Bank bonds Vietinbank
This is also one of the bonds with attractive interest rates. With maturities over 5 years and bonds are adjusted periodically, specifically as follows:
- For corporate investors, it is 6.3%/year.
- As for individual investors, it is 4.5% – 5.2% with a term of 3 to 6 months.
The bond price of Viettin bank will depend on each issuance, so to invest you need to monitor the bank’s information to grasp the best investment opportunities.
>> See more: What are corporate bonds? risk or opportunity for investors
Bonds of Agribank
As a bank with 100% state capital, Agribank’s bonds are very safe and have little risk. Bonds of this bank have a high interest rate and depend on the interest rate on savings banks.

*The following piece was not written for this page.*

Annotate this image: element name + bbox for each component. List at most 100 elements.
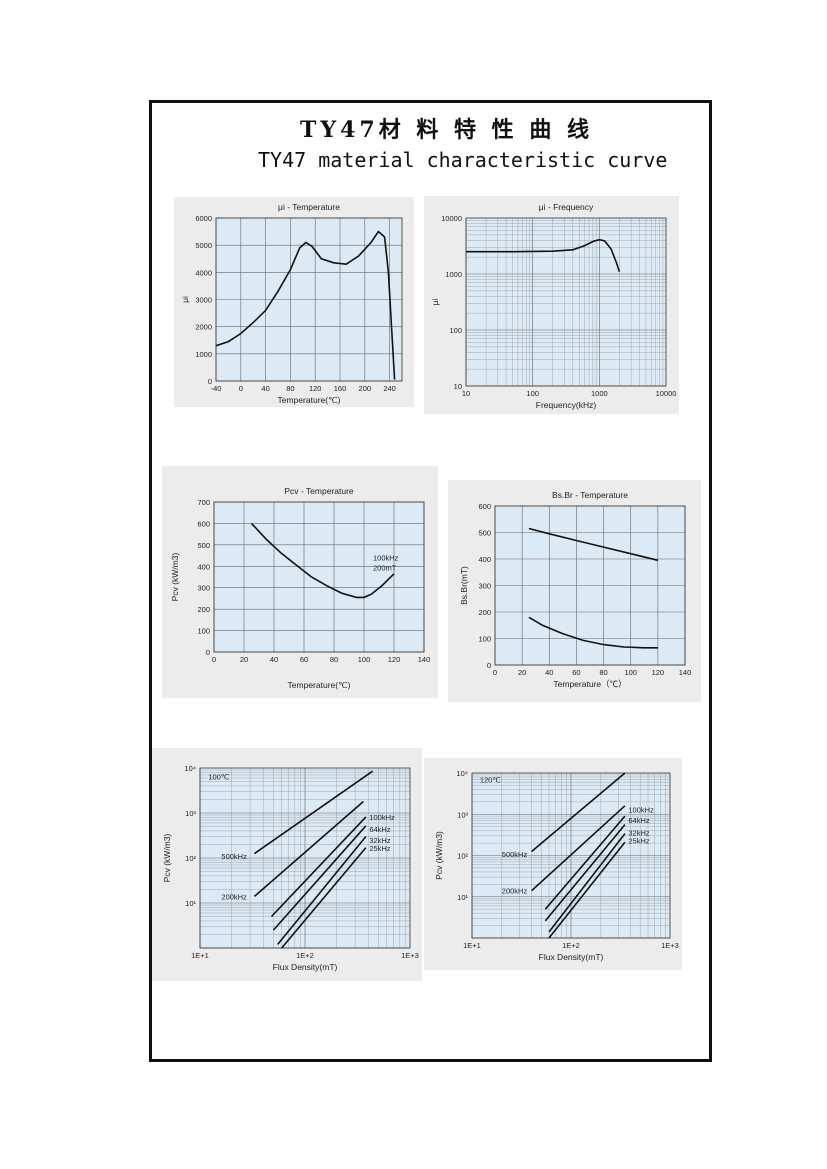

Specifically, Agribank has a bond interest rate of 6.9%, much higher than bank savings.
Risks when buying bank bonds you may encounter
Any financial investment channel will have a certain risk. And so is investment in bank bonds, here are 2 risks that you may encounter when investing in bank bonds.
- Bankruptcy risk: Although the possibility is not great, but now there are countless banks competing with each other. Therefore, inefficient banks will be eliminated from the market, so investors should also be careful about this potential risk.
- Low interest rates: The yield of the bond will be based on the interest rate on that bank’s savings. When the socio-economic situation is difficult, bank savings interest rates will also decrease, which means bond yields will also decrease. Therefore, you should consider bank interest rates before investing in bonds.
>> See more: “Construction Truong Gia – Earning very high profits but high safety ability
Through this article, you must have chosen whether to buy bonds or save in a bank, right? Every investment channel has its own advantages, if possible, you should divide the investment capital and invest a little each. Because we shouldn’t “put all our eggs in one basket”, right? Wish investors find direction and invest successfully!